Final answer:
To react completely with 0.100 mol of Pb(NO3)2 and form a precipitate of PbCl2, 0.400 litres of 0.500M HCl are needed according to the stoichiometry which indicates two moles of HCl are required for every mole of Pb(NO3)2.
Step-by-step explanation:
To calculate how many litres of 0.500M HCl are needed to react completely with 0.100 mol of Pb(NO3)2, we first need to look at the reaction stoichiometry. The reaction shown is:
Pb(NO3)2(aq) + 2 NaCl(aq) → PbCl₂ (s) + 2NaNO3(aq)

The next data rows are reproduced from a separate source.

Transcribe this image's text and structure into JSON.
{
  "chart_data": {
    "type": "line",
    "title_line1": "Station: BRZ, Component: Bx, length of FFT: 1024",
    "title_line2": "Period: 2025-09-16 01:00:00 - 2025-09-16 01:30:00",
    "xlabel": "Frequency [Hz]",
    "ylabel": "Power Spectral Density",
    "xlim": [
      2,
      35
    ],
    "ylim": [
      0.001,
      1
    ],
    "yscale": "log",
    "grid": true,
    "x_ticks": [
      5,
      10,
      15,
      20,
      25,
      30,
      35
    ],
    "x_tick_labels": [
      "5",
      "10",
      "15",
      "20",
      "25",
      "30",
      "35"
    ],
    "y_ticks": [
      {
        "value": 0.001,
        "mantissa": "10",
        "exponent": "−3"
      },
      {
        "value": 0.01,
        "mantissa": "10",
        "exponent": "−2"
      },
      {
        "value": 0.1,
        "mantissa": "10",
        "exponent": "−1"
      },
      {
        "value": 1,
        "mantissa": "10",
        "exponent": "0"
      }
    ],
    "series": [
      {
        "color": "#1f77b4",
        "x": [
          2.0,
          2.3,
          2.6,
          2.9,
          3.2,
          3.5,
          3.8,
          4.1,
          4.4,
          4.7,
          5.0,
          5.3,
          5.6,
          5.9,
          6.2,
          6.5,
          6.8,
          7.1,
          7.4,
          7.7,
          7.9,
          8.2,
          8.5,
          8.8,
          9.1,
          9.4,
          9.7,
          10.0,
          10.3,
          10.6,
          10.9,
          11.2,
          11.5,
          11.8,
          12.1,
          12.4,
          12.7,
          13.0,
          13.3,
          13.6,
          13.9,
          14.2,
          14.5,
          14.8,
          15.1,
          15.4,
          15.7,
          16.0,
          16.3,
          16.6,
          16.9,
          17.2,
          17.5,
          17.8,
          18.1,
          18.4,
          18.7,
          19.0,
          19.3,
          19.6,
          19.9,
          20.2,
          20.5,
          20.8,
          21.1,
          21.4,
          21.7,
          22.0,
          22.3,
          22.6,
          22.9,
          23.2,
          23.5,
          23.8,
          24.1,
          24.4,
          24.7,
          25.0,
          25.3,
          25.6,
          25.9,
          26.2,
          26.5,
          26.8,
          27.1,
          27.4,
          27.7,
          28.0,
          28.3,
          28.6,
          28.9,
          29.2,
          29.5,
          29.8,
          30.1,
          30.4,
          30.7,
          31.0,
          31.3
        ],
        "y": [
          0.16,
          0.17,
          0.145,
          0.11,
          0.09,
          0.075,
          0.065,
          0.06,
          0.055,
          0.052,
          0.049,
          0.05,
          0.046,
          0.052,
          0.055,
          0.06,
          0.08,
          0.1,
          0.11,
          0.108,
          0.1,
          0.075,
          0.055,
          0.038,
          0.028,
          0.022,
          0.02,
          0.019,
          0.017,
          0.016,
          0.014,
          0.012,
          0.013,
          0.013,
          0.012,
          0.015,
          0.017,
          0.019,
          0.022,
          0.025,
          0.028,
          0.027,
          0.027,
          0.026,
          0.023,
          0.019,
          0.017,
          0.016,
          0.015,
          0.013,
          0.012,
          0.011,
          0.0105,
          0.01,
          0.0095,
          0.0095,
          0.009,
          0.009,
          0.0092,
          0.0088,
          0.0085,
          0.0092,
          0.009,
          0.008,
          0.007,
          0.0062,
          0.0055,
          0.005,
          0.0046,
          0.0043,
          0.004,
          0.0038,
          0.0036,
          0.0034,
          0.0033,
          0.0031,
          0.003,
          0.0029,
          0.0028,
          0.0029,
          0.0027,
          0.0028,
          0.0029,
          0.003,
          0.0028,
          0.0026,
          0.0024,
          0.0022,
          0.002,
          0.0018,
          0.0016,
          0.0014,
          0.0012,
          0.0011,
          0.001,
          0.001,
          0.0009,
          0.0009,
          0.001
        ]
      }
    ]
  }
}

From this reaction, we see that one mole of Pb(NO3)2 requires two moles of NaCl to form a precipitate of PbCl2. However, we are given a reaction with HCl, and since both NaCl and HCl contain the chloride ion (Cl⁻), the stoichiometry for HCl will be the same as for NaCl. Therefore, we need two moles of HCl for every mole of Pb(NO3)2. To find the volume of 0.500M HCl needed to provide 0.100 mol of Pb(NO3)2 with enough Cl⁻ ions, we use the equation:V = n / M
Where V is volume in litres, n is the number of moles of HCl needed, and M is the molarity of the HCl solution. Since we need two moles of HCl for every mole of Pb(NO3)2:
n(HCl) = 2 moles HCl / 1 mole Pb(NO3)2 × 0.100 mol Pb(NO3)2
n(HCl) = 0.200 mol of HCl needed
V = 0.200 mol / 0.500 M
V = 0.400 L
So, we need 0.400 litres of 0.500M HCl to react completely with 0.100 mol of Pb(NO3)2 and form a precipitate of PbCl2.